Evénement historique
Révolte des vignerons du Languedoc – 1907
Contexte
  • Les vignerons du Languedoc (Aude, Gard, Béziers, Pyrénées Orientales) manifestent en 1893 pour dénoncer la concurrence déloyale qui leur est faite sur la production de vin.
  • La région traverse au début du XXe siècle une crise de surproduction : les producteurs ne parviennent pas à écouler leurs stocks et décident pour cela de se réunir au sein de coopératives viticoles. La cave des Vignerons libres reste célèbre grâce à la visite de Jean Jaurès en 1905.
  • Les récoltes de 1904 et 1905 font grimper la production dans le Languedoc, ce qui entraine une chute des prix : certains exploitants sont ruinés, de même que de nombreux commerçants et négociants dont le sort dépend du secteur viticole.
  • Les languedociens demandent l’abrogation de la loi de 1903 sur la « chaptalisation » (elle autorise l’ajout de sucre pour les vins importés) ainsi que l’instauration d’une taxe sur le sucre pour décourager les importations.
  • Le président du conseil, Georges Clemenceau, n’y répond pas.
Déroulement

Les vignerons dénoncent le rôle néfaste des importations du vin d’Algérie par le port de Sète et l’aggravation de l’état du marché local. Marcellin Albert, un vigneron de l’Aude, avertit en mai 1907 le gouvernement que s’il ne réagit pas, il décrétera la grève de l’impôt et appellera les municipalités (majoritairement de gauche) à démissionner. De nombreuses manifestations ont lieu entre avril et juin (Ouveillan, Coursan, Capestang, Narbonne, etc.) mais la révolte atteint son paroxysme avec la manifestation de Montpellier le 9 juin.
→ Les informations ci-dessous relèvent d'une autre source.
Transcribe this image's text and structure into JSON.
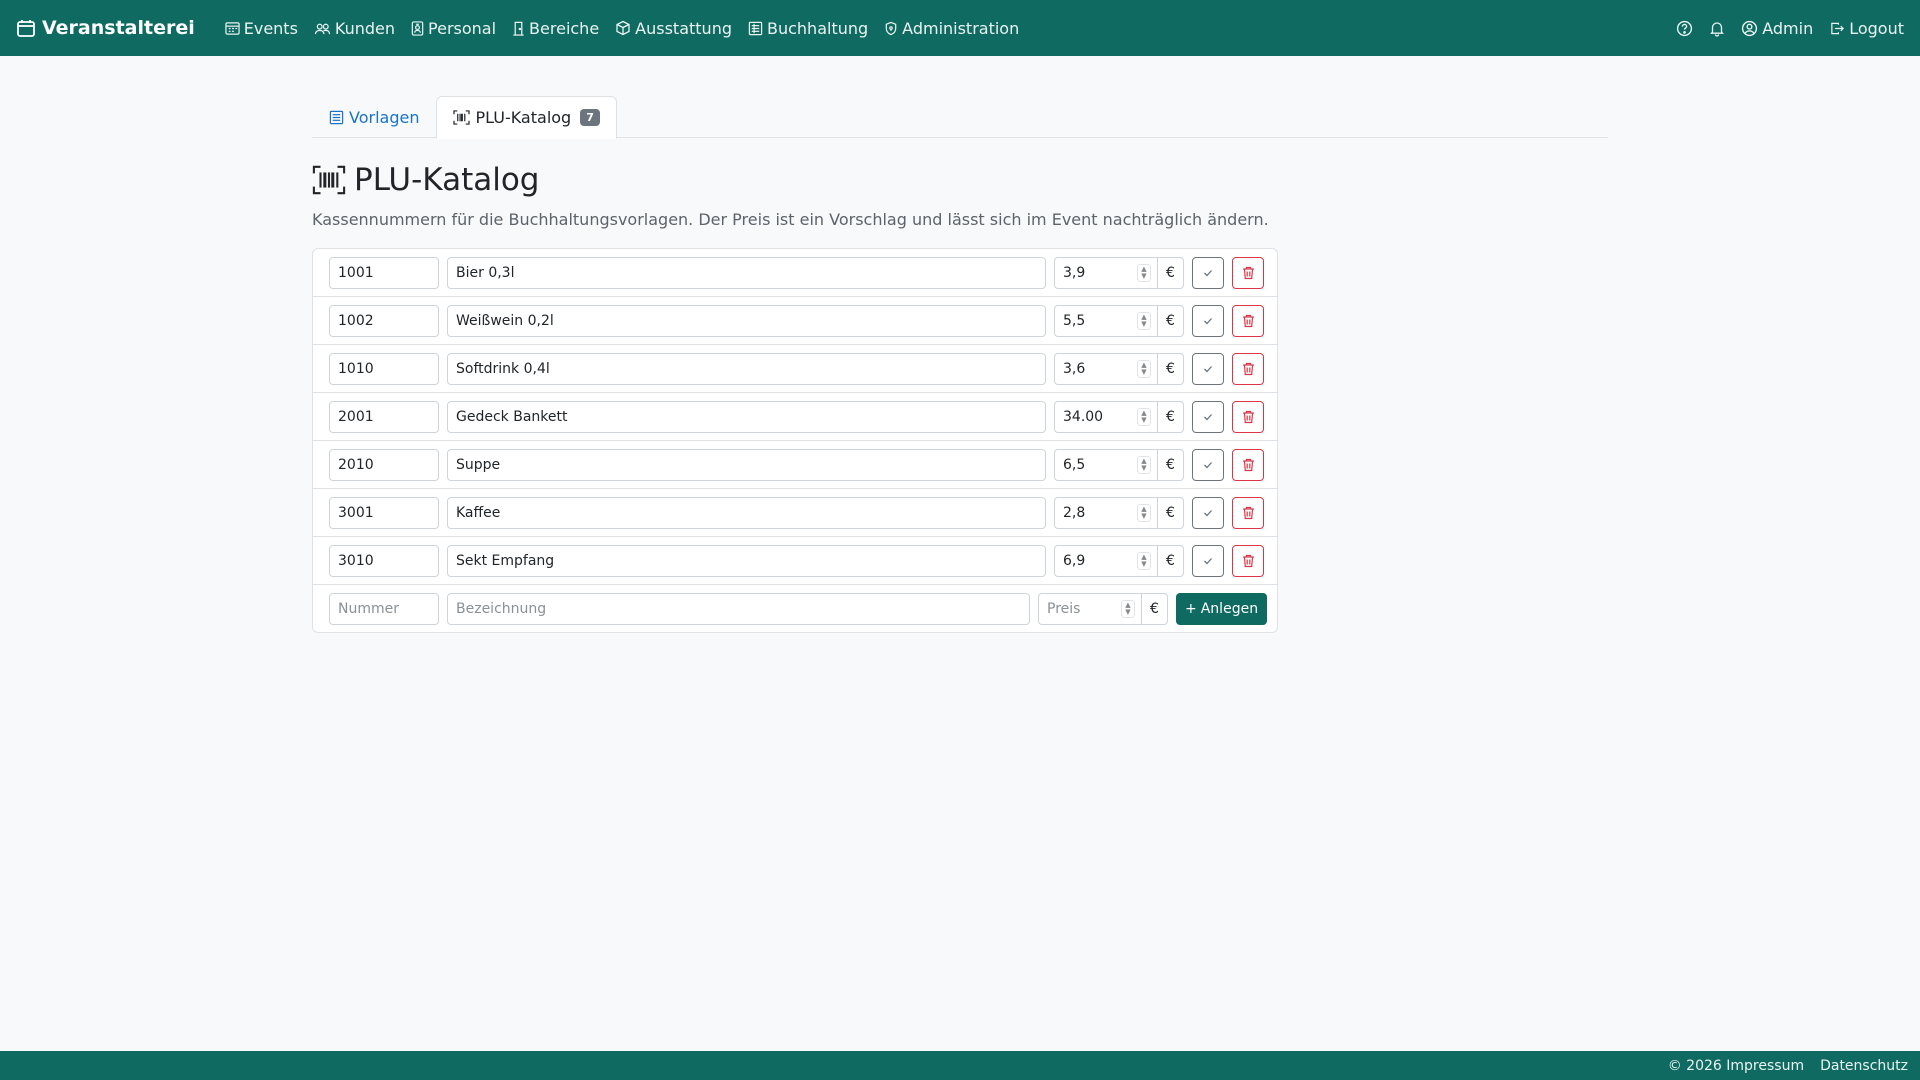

Cette manifestation regroupe environ 600 000 personnes (la plus grande de la IIIe République), liguées contre le gouvernement de Clemenceau. Jean Jaurès, porteur de la cause vigneronne, dépose un projet de nationalisation des domaines viticoles à l’Assemblée.

Voyant que le mouvement ne faiblit pas, Clémenceau décide de rétablir l’ordre à l’aide de l’armée et de procéder à des interpellations. La ville de Narbonne est en état de siège et deux personnes trouvent la mort (dont un adolescent). Le lendemain, cinq autres personnes trouvent la mort (dont une jeune fille de 20 ans) sous le feu des forces de l’ordre. 10 000 personnes assistent aux obsèques de la jeune fille abattue le 22 juin. Le soir du 20 juin, une mutinerie éclate dans le 17e régiment d’Agde et les soldats sont accueillis à Béziers sous les ovations de la foule.

Le 23 juin, Marcelin Albert, alors recherché par la police, se présente place Beauvau et demande à rencontrer le Président du Conseil. Clemenceau le reçoit, et convoque ensuite une conférence de presse où il discrédite la parole de Marcelin Albert.

Conséquences
  • Marcellin Albert tente de demander à ses compagnons la suspension du mouvement mais a perdu tout crédit à leurs yeux. Il finit par se rendre aux autorités.
  • Le 29 juin : le Parlement vote l’interdiction de la fabrication de vin falsifié ainsi qu’une surtaxe sur le sucre, ce qui donne gain de cause aux vignerons.
  • La révolte des vignerons illustre les dérives de la IIIe République dans sa tentative de maintenir l’ordre social par la force armée (y compris sur la population civile).